Bu konuda kesinlikle en kötü durumlardan birini uzun süredir tartışmak için buradayım. Grubu Reddit'te buldum, bu yüzden bu deneyim yüzeye çıktıkça ve dışarı çıkmak için yanarak az önce gizli kalmak zorunda kaldım.
5e D&D'den gerçekten sıkılmıştım ve Pathfinder 2E'yi denemek istiyordum. Tüm arkadaşlarım yeni bir şey denemekten tamamen alerjik gibi görünüyor, bu yüzden en azından kuralları oynayarak öğrenmek ve arkadaşlarımı kendim onlara sokmak için rastgele bir grupla oynamaya razıydım.
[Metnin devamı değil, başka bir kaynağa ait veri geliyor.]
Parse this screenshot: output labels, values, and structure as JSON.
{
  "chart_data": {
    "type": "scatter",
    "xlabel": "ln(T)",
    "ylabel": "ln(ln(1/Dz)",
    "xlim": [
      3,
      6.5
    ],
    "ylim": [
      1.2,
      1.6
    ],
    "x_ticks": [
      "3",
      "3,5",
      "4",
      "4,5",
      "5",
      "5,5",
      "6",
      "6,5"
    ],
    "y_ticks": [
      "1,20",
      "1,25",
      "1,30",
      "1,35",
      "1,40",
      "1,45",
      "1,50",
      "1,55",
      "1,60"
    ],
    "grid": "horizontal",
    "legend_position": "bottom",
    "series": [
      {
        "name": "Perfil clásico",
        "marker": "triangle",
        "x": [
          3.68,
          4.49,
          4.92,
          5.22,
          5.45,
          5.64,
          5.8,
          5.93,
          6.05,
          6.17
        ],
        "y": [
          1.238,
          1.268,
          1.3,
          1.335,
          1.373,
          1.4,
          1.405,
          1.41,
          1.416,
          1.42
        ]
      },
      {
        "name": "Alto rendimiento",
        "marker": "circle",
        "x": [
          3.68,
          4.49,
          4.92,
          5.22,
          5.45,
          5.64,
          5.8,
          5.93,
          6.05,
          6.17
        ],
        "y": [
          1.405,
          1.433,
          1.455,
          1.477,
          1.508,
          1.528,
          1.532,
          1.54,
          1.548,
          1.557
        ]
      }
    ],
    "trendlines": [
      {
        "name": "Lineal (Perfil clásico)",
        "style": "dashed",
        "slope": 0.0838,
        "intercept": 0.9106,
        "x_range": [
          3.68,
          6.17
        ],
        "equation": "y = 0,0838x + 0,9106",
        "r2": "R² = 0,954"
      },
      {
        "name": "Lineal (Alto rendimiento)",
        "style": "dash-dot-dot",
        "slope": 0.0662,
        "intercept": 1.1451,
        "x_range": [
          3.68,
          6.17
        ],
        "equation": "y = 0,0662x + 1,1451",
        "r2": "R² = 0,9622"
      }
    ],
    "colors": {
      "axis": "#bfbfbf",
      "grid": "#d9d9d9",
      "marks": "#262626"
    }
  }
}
Görünüşe göre diğer iki oyuncu ilk kez oynuyordu.
Diğer iki oyuncu bir büyücü ve bir keşiş seçmişti, bu yüzden grubu tamamlamak için Şövalye olması iyi bir seçim olurdu. Kalabalık kontrolü, dayanıklılık, sınırlı iyileşme - iyi bir seçim olduğunu düşündüm.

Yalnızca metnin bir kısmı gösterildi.